Maximality, cardinality
Recall our class discussion of the examples in (6).
(6) a. Fewer than 10 students read War and Peace.
b. Fewer than 10 students surrounded the fort
(i) Adopting the same assumptions we relied on in class otherwise, what happens if we replace Buccola & Spector’s lexical entry for many with the one in (7)?
(7) [[many]] = λd. λx. card(x) ≥ d
(ii) What happens if we replace Buccola & Spector’s notion of maximal informativity with the perhaps more standard one in (8) (cf. Fox & Hackl 2006)?
(8) maxi(w)(D)(d) = 1 iff D(w)(d) ∧ ∀d’(D(w)(d’) → (λw.D(w)(d) ⇒ λw.D(w)(d’)))
(Provide the computations of the truth-conditions in support of your answers, and consider in particular what is predicted about the acceptability of any in such sentences.)
DP-internal construal
Is it possible to interpret fewer than 10 in the above sentences within the DP? (Consult Heim & Kratzer, Ch. 8, for discussion of the DP-internal interpretations of quantifiers.) If this is the case, do we find a constituent that is SER with respect to any book on such a representation?

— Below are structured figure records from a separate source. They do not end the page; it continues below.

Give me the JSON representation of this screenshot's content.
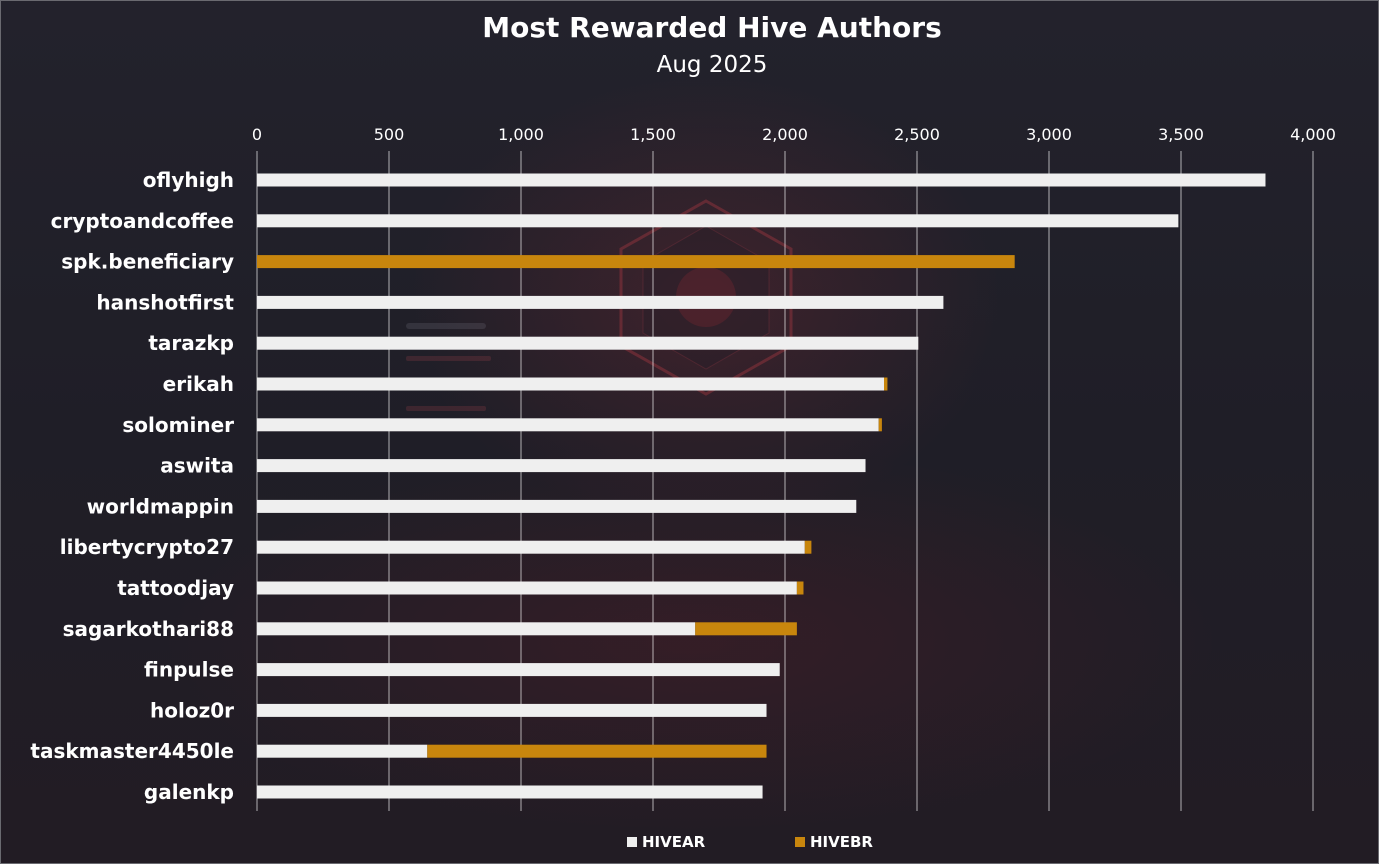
{
  "chart_data": {
    "type": "bar",
    "orientation": "horizontal",
    "stacked": true,
    "title": "Most Rewarded Hive Authors",
    "subtitle": "Aug 2025",
    "xlabel": "",
    "ylabel": "",
    "xlim": [
      0,
      4000
    ],
    "xticks": [
      0,
      500,
      1000,
      1500,
      2000,
      2500,
      3000,
      3500,
      4000
    ],
    "xtick_labels": [
      "0",
      "500",
      "1,000",
      "1,500",
      "2,000",
      "2,500",
      "3,000",
      "3,500",
      "4,000"
    ],
    "x_axis_position": "top",
    "grid": true,
    "legend_position": "bottom-center",
    "categories": [
      "oflyhigh",
      "cryptoandcoffee",
      "spk.beneficiary",
      "hanshotfirst",
      "tarazkp",
      "erikah",
      "solominer",
      "aswita",
      "worldmappin",
      "libertycrypto27",
      "tattoodjay",
      "sagarkothari88",
      "finpulse",
      "holoz0r",
      "taskmaster4450le",
      "galenkp"
    ],
    "series": [
      {
        "name": "HIVEAR",
        "color": "#efefef",
        "values": [
          3820,
          3490,
          0,
          2600,
          2505,
          2375,
          2355,
          2305,
          2270,
          2075,
          2045,
          1660,
          1980,
          1930,
          645,
          1915
        ]
      },
      {
        "name": "HIVEBR",
        "color": "#c8860d",
        "values": [
          0,
          0,
          2870,
          0,
          0,
          13,
          12,
          0,
          0,
          25,
          25,
          385,
          0,
          0,
          1285,
          0
        ]
      }
    ]
  }
}
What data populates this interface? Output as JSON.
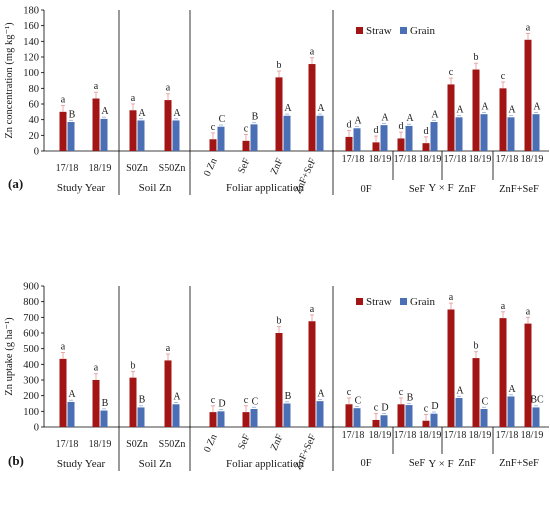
{
  "colors": {
    "straw": "#a31515",
    "grain": "#4a6fb5",
    "axis": "#000000"
  },
  "chart_data": [
    {
      "type": "bar",
      "panel_label": "(a)",
      "ylabel": "Zn concentration (mg kg⁻¹)",
      "ylim": [
        0,
        180
      ],
      "yticks": [
        0,
        20,
        40,
        60,
        80,
        100,
        120,
        140,
        160,
        180
      ],
      "legend": [
        "Straw",
        "Grain"
      ],
      "legend_position": "top-right",
      "groups": [
        {
          "label": "Study Year",
          "categories": [
            {
              "label": "17/18",
              "straw": 50,
              "grain": 37,
              "straw_letter": "a",
              "grain_letter": "B"
            },
            {
              "label": "18/19",
              "straw": 67,
              "grain": 41,
              "straw_letter": "a",
              "grain_letter": "A"
            }
          ]
        },
        {
          "label": "Soil Zn",
          "categories": [
            {
              "label": "S0Zn",
              "straw": 52,
              "grain": 39,
              "straw_letter": "a",
              "grain_letter": "A"
            },
            {
              "label": "S50Zn",
              "straw": 65,
              "grain": 39,
              "straw_letter": "a",
              "grain_letter": "A"
            }
          ]
        },
        {
          "label": "Foliar application",
          "categories": [
            {
              "label": "0 Zn",
              "straw": 15,
              "grain": 31,
              "straw_letter": "c",
              "grain_letter": "C"
            },
            {
              "label": "SeF",
              "straw": 13,
              "grain": 34,
              "straw_letter": "c",
              "grain_letter": "B"
            },
            {
              "label": "ZnF",
              "straw": 94,
              "grain": 45,
              "straw_letter": "b",
              "grain_letter": "A"
            },
            {
              "label": "ZnF+SeF",
              "straw": 111,
              "grain": 45,
              "straw_letter": "a",
              "grain_letter": "A"
            }
          ]
        },
        {
          "label": "Y × F",
          "subgroups": [
            "0F",
            "SeF",
            "ZnF",
            "ZnF+SeF"
          ],
          "categories": [
            {
              "label": "17/18",
              "straw": 18,
              "grain": 29,
              "straw_letter": "d",
              "grain_letter": "A"
            },
            {
              "label": "18/19",
              "straw": 11,
              "grain": 33,
              "straw_letter": "d",
              "grain_letter": "A"
            },
            {
              "label": "17/18",
              "straw": 16,
              "grain": 32,
              "straw_letter": "d",
              "grain_letter": "A"
            },
            {
              "label": "18/19",
              "straw": 10,
              "grain": 37,
              "straw_letter": "d",
              "grain_letter": "A"
            },
            {
              "label": "17/18",
              "straw": 85,
              "grain": 43,
              "straw_letter": "c",
              "grain_letter": "A"
            },
            {
              "label": "18/19",
              "straw": 104,
              "grain": 47,
              "straw_letter": "b",
              "grain_letter": "A"
            },
            {
              "label": "17/18",
              "straw": 80,
              "grain": 43,
              "straw_letter": "c",
              "grain_letter": "A"
            },
            {
              "label": "18/19",
              "straw": 142,
              "grain": 47,
              "straw_letter": "a",
              "grain_letter": "A"
            }
          ]
        }
      ]
    },
    {
      "type": "bar",
      "panel_label": "(b)",
      "ylabel": "Zn uptake (g ha⁻¹)",
      "ylim": [
        0,
        900
      ],
      "yticks": [
        0,
        100,
        200,
        300,
        400,
        500,
        600,
        700,
        800,
        900
      ],
      "legend": [
        "Straw",
        "Grain"
      ],
      "legend_position": "top-right",
      "groups": [
        {
          "label": "Study Year",
          "categories": [
            {
              "label": "17/18",
              "straw": 435,
              "grain": 160,
              "straw_letter": "a",
              "grain_letter": "A"
            },
            {
              "label": "18/19",
              "straw": 300,
              "grain": 105,
              "straw_letter": "a",
              "grain_letter": "B"
            }
          ]
        },
        {
          "label": "Soil Zn",
          "categories": [
            {
              "label": "S0Zn",
              "straw": 315,
              "grain": 125,
              "straw_letter": "b",
              "grain_letter": "B"
            },
            {
              "label": "S50Zn",
              "straw": 425,
              "grain": 145,
              "straw_letter": "a",
              "grain_letter": "A"
            }
          ]
        },
        {
          "label": "Foliar application",
          "categories": [
            {
              "label": "0 Zn",
              "straw": 95,
              "grain": 100,
              "straw_letter": "c",
              "grain_letter": "D"
            },
            {
              "label": "SeF",
              "straw": 95,
              "grain": 115,
              "straw_letter": "c",
              "grain_letter": "C"
            },
            {
              "label": "ZnF",
              "straw": 600,
              "grain": 150,
              "straw_letter": "b",
              "grain_letter": "B"
            },
            {
              "label": "ZnF+SeF",
              "straw": 675,
              "grain": 165,
              "straw_letter": "a",
              "grain_letter": "A"
            }
          ]
        },
        {
          "label": "Y × F",
          "subgroups": [
            "0F",
            "SeF",
            "ZnF",
            "ZnF+SeF"
          ],
          "categories": [
            {
              "label": "17/18",
              "straw": 145,
              "grain": 120,
              "straw_letter": "c",
              "grain_letter": "C"
            },
            {
              "label": "18/19",
              "straw": 45,
              "grain": 75,
              "straw_letter": "c",
              "grain_letter": "D"
            },
            {
              "label": "17/18",
              "straw": 145,
              "grain": 140,
              "straw_letter": "c",
              "grain_letter": "B"
            },
            {
              "label": "18/19",
              "straw": 40,
              "grain": 85,
              "straw_letter": "c",
              "grain_letter": "D"
            },
            {
              "label": "17/18",
              "straw": 750,
              "grain": 185,
              "straw_letter": "a",
              "grain_letter": "A"
            },
            {
              "label": "18/19",
              "straw": 440,
              "grain": 115,
              "straw_letter": "b",
              "grain_letter": "C"
            },
            {
              "label": "17/18",
              "straw": 695,
              "grain": 195,
              "straw_letter": "a",
              "grain_letter": "A"
            },
            {
              "label": "18/19",
              "straw": 660,
              "grain": 125,
              "straw_letter": "a",
              "grain_letter": "BC"
            }
          ]
        }
      ]
    }
  ]
}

(9) Fewer than 10 students who read any book surrounded the castle.
No maximality
The notion of maximality played a crucial role in Buccola & Spector’s accounting for the distribution of any with modified numeral quantifiers. However, we can choose different ingredients (theories) in our decomposition. Let us adopt (10) and (11), that is, assume that we decompose fewer than 10 into comparative er than 10 and antonymizer little (cf. Heim 2006); we keep ∃, many as defined in class.
(10) [[little]](d)(D) = 1 iff ¬D(d)
(11) v1. [[er than 10]](D) = 1 iff {10} ⊂ D
v2. [[er than 10]](D) = 1 iff {10, … ∞} ⊂ D
(i) Provide the LFs (incl. DP-internal construals) of the sentences in (12). (In these, the er than 10 -phrase should start out as a complement of little, and the little-phrase should start out as a sister of many. See slides #1, p. 13 / Filipe’s question for inspiration.)

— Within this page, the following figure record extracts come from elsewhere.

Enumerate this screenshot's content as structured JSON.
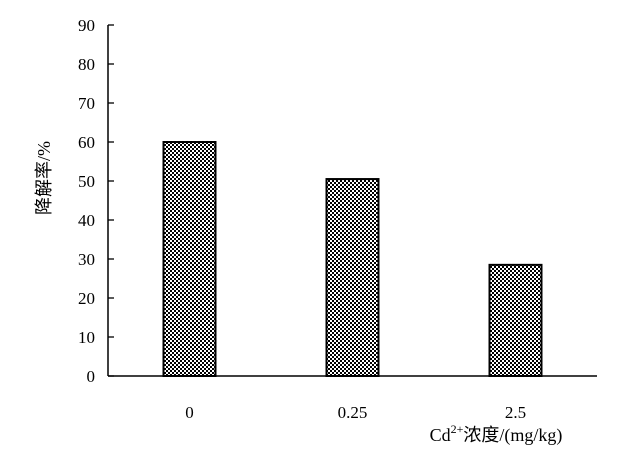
{
  "chart_data": {
    "type": "bar",
    "categories": [
      "0",
      "0.25",
      "2.5"
    ],
    "values": [
      60,
      50.5,
      28.5
    ],
    "ylim": [
      0,
      90
    ],
    "yticks": [
      0,
      10,
      20,
      30,
      40,
      50,
      60,
      70,
      80,
      90
    ],
    "ylabel": "降解率/%",
    "xlabel": {
      "prefix": "Cd",
      "superscript": "2+",
      "suffix": "浓度/(mg/kg)"
    },
    "grid": false,
    "bar_fill": "dotted-pattern",
    "colors": {
      "bar_stroke": "#000000",
      "bar_dots": "#000000",
      "background": "#ffffff"
    }
  }
}
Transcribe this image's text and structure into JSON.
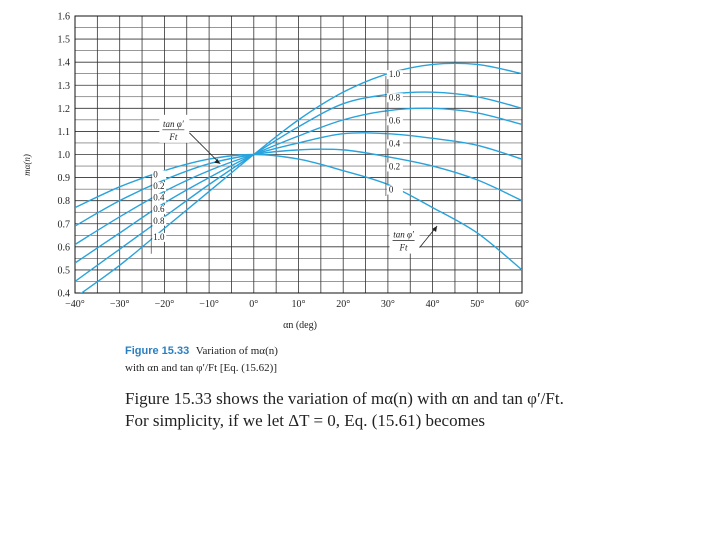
{
  "chart_data": {
    "type": "line",
    "xlabel": "αn (deg)",
    "ylabel": "mα(n)",
    "xlim": [
      -40,
      60
    ],
    "ylim": [
      0.4,
      1.6
    ],
    "x_ticks": [
      -40,
      -30,
      -20,
      -10,
      0,
      10,
      20,
      30,
      40,
      50,
      60
    ],
    "x_tick_labels": [
      "−40°",
      "−30°",
      "−20°",
      "−10°",
      "0°",
      "10°",
      "20°",
      "30°",
      "40°",
      "50°",
      "60°"
    ],
    "y_ticks": [
      0.4,
      0.5,
      0.6,
      0.7,
      0.8,
      0.9,
      1.0,
      1.1,
      1.2,
      1.3,
      1.4,
      1.5,
      1.6
    ],
    "y_tick_labels": [
      "0.4",
      "0.5",
      "0.6",
      "0.7",
      "0.8",
      "0.9",
      "1.0",
      "1.1",
      "1.2",
      "1.3",
      "1.4",
      "1.5",
      "1.6"
    ],
    "grid": true,
    "line_color": "#29a3dc",
    "x": [
      -40,
      -30,
      -20,
      -10,
      0,
      10,
      20,
      30,
      40,
      50,
      60
    ],
    "series": [
      {
        "name": "0",
        "values": [
          0.77,
          0.86,
          0.93,
          0.98,
          1.0,
          0.98,
          0.93,
          0.87,
          0.77,
          0.66,
          0.5
        ]
      },
      {
        "name": "0.2",
        "values": [
          0.69,
          0.8,
          0.89,
          0.96,
          1.0,
          1.02,
          1.02,
          0.99,
          0.95,
          0.89,
          0.8
        ]
      },
      {
        "name": "0.4",
        "values": [
          0.61,
          0.73,
          0.84,
          0.93,
          1.0,
          1.05,
          1.09,
          1.09,
          1.07,
          1.04,
          0.98
        ]
      },
      {
        "name": "0.6",
        "values": [
          0.53,
          0.66,
          0.79,
          0.9,
          1.0,
          1.08,
          1.15,
          1.19,
          1.2,
          1.18,
          1.13
        ]
      },
      {
        "name": "0.8",
        "values": [
          0.45,
          0.59,
          0.73,
          0.87,
          1.0,
          1.12,
          1.22,
          1.26,
          1.27,
          1.25,
          1.2
        ]
      },
      {
        "name": "1.0",
        "values": [
          0.38,
          0.52,
          0.68,
          0.84,
          1.0,
          1.15,
          1.27,
          1.35,
          1.39,
          1.39,
          1.35
        ]
      }
    ],
    "annotations": [
      {
        "text": "tan φ′",
        "sub": "Ft"
      },
      {
        "text": "tan φ′",
        "sub": "Ft"
      }
    ]
  },
  "caption": {
    "figure_number": "Figure 15.33",
    "text_line1": "Variation of mα(n)",
    "text_line2": "with αn and tan φ′/Ft [Eq. (15.62)]"
  },
  "body": {
    "line1": "Figure 15.33 shows the variation of mα(n) with αn and tan φ′/Ft.",
    "line2": "For simplicity, if we let ΔT = 0, Eq. (15.61) becomes"
  }
}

(12) a. Fewer than 10 students read War and Peace.
b. Fewer than 10 students surrounded the fort.
(ii) Do the interpretations that we get for these LFs correspond to our intuitions? Do these LFs and their interpretations allow us to capture the distribution of any in such sentences? If not, what could be seen as the source of the problem?

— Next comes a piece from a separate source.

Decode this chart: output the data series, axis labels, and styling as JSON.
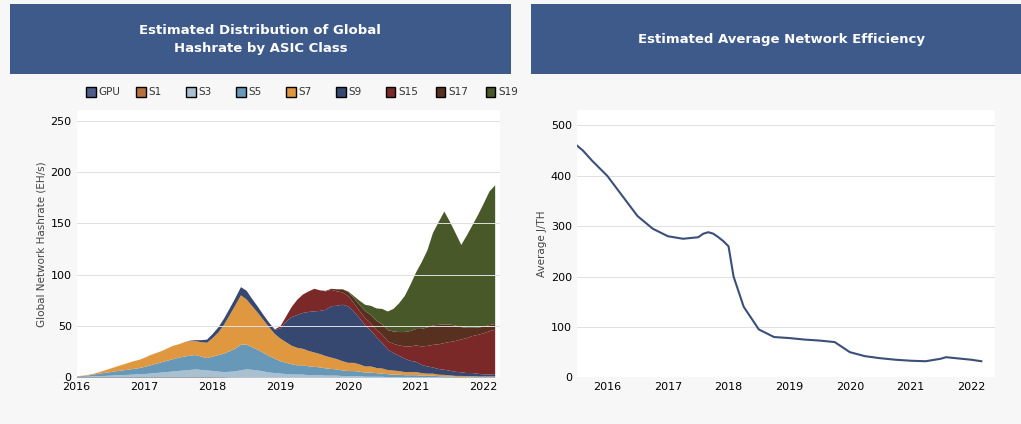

Definite descriptions and operators
Recall the operators-based formulation of the Condition, repeated here:
(13) a. A DP headed by any is acceptable only if it is c-commanded by an expression that denotes an SER function.
b. A function f of type (στ) is SER iff for all x, y of conjoinable type σ: if x⇒sy, then f(y)⇒sf(x).
(i) What does the Condition predict about the acceptability of the sentences in (14) and (15)?
(ii) If the predictions are incorrect, can you think of a modification of the Condition, or the analysis of definite descriptions, or something else (be reasonable), that would yield the right results?
(14) a. *John talked to the girl who read any book.
b. *John didn’t talk to the girl who read any book.
(15) The mayor with any sense will control the school board.
(iii) What do we need to assume in order for the Condition to predict that (16) is acceptable?
(16) The workers who attended any DSA rallies were fired.